Jamie: I’m assuming that’s from a perspective of how do we enforce it. Only those who aren’t driving get a commute bonus. For data purposes and program design we want to know whether you:
- Bike
- Carpools
- Vanpools
But from a commute bonus standpoint we don’t care how you get here as long as you didn’t bring a car to campus. From a commute bonus standpoint we do, do some audits and it doesn’t really matter to us that you said you biked but you really walked to work. It does matter to us if you said you biked to work but you really drove to work. We have some check and balances within the Luum platform and we do a bit of auditing beyond that just to make sure people are complying with the rules on it.
Q: What is the tipping point that made you an enterprise platform?
Jamie: Well we had a platform prior to Luum that we designed with a different provider many years earlier that supported all the things we wanted to do which was:
- Integrate parking
- Integrate commute bonus scale
All of this stuff and so we did. We worked with a provider who did that and they did a nice job. Several years later they weren’t supporting the platform and there were problems in the platform and they weren’t very responsive. So, we decided that we couldn’t risk that anymore and we needed to go and find a partner who could replicate that platform and help improve it, be it a development partner and be really responsive and reliable and we found that in Luum.
I’m happy to say that Luum helped us replicate that first platform and has really taken it to the next level and is thinking about thing and features that we didn’t even think of. So, we are just really thrilled it’s a platform that’s well supported and Luum continues to innovate on all sorts of things that we benefit from.
Q: What new features would you like to launch in the next few years or what new policies for the program?
Jamie: I mentioned earlier that we have a very robust shuttle service and that shuttle service is highly valued by our employees. At the same time we have a transit partner in King County Metro who runs a terrific transit system and there are gaps in that transit system so that’s why we provide shuttle service, is to fill those gaps.
So, from a strategic standpoint I in program development would like to reduce our investment in shuttle service and rely more on metro.

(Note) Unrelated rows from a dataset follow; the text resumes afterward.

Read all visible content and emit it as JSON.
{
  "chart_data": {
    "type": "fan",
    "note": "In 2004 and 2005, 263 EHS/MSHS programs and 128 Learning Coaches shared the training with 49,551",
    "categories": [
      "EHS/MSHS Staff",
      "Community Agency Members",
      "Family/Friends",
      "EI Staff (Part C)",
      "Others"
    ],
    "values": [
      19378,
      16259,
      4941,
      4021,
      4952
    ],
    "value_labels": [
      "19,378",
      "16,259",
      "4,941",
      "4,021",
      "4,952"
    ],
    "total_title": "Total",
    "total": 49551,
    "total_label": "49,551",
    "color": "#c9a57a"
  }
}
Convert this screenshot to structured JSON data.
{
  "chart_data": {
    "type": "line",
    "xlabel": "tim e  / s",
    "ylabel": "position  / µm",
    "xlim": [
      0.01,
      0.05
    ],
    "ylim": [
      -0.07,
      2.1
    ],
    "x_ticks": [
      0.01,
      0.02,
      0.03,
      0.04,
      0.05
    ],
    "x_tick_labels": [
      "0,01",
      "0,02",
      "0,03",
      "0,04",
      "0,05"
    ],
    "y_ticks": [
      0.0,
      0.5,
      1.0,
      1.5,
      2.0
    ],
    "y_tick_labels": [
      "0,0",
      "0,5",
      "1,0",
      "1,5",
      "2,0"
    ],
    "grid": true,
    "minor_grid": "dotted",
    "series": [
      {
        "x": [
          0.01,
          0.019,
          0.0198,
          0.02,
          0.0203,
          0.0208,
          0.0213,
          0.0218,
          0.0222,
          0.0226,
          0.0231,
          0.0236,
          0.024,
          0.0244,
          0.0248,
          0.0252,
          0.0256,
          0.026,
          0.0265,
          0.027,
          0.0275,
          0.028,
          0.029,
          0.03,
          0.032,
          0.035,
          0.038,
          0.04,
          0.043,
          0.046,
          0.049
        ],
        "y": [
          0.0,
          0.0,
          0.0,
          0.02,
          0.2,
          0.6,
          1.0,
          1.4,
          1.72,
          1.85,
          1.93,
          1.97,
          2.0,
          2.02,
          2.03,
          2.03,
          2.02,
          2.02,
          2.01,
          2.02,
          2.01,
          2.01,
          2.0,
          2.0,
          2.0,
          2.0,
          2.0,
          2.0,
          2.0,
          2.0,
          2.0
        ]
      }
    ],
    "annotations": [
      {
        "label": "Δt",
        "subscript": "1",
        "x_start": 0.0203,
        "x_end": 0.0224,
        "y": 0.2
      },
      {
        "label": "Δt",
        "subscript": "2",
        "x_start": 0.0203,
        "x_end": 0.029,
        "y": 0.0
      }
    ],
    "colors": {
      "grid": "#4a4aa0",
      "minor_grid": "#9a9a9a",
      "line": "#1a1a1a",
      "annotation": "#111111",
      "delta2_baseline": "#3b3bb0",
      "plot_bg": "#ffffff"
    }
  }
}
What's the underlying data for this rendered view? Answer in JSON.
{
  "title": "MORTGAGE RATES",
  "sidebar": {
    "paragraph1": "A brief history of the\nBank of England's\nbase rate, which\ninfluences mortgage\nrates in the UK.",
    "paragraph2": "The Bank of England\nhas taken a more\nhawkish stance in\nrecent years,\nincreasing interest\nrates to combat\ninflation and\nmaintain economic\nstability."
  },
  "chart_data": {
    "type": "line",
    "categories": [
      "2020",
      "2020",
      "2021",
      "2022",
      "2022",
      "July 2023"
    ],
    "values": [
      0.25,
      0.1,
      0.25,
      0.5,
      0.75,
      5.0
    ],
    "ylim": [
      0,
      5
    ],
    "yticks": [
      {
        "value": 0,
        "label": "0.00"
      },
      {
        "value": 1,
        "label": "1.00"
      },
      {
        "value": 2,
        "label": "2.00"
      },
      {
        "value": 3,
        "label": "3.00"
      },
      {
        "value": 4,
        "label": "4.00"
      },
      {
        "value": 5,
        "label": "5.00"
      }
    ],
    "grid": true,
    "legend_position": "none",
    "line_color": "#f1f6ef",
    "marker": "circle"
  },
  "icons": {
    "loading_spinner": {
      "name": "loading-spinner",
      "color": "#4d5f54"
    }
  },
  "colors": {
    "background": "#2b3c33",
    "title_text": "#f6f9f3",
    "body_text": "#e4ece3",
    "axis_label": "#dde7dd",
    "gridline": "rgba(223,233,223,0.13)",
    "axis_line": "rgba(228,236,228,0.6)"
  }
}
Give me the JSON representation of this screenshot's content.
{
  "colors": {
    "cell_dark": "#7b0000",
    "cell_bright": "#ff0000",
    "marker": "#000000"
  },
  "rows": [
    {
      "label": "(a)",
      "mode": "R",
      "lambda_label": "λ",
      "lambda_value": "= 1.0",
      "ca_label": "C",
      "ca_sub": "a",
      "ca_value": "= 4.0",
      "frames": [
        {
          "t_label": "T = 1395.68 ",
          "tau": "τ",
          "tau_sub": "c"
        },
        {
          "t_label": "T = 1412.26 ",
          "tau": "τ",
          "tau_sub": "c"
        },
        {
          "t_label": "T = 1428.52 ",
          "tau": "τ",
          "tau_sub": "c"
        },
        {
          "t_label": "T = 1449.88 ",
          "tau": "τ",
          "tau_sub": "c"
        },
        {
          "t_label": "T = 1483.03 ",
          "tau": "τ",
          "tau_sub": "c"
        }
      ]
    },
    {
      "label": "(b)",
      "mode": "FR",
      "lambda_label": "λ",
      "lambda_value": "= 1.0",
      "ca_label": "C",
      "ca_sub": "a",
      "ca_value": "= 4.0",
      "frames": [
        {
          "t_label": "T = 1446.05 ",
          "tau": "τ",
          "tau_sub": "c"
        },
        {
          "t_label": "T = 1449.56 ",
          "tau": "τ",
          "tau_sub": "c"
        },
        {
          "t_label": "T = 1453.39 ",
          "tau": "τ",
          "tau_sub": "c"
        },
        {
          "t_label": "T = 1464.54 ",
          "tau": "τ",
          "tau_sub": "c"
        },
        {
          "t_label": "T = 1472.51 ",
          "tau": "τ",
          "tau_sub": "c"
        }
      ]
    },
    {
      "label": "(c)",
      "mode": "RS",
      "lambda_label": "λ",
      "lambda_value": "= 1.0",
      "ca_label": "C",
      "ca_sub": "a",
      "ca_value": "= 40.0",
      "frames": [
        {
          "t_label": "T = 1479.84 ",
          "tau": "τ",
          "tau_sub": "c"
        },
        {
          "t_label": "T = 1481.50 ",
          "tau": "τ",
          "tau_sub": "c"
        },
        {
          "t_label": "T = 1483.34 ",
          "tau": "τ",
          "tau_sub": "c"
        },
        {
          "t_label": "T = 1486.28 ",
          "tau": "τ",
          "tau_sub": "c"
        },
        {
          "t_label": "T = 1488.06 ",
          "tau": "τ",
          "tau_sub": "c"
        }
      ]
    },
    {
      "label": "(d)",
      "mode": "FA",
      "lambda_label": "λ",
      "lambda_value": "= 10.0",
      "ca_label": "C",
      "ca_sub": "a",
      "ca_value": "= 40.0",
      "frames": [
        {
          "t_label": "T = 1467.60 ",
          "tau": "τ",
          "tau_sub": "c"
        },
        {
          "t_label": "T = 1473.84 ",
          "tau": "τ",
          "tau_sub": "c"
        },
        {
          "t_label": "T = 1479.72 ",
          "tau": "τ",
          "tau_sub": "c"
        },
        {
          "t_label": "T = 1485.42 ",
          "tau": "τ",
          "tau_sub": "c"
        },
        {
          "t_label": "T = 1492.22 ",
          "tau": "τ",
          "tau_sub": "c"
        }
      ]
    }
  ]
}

One of the biggest things that we’re doing right now and most important at the moment I think is working with Metro to help fill these gaps and to have more frequency of service in certain corridors that serve the hospital.
That isn’t going to happen overnight so I guess how I would describe that is we are strategically integrating our service with Metro so that our shuttle service is complimentary to Metro but does not supplant Metro. In my opinion we’re a medical facility and that’s our core business and our core business is not about running a small transit agency. I would like to divest from shuttle service over time and rely more on a robust public transit.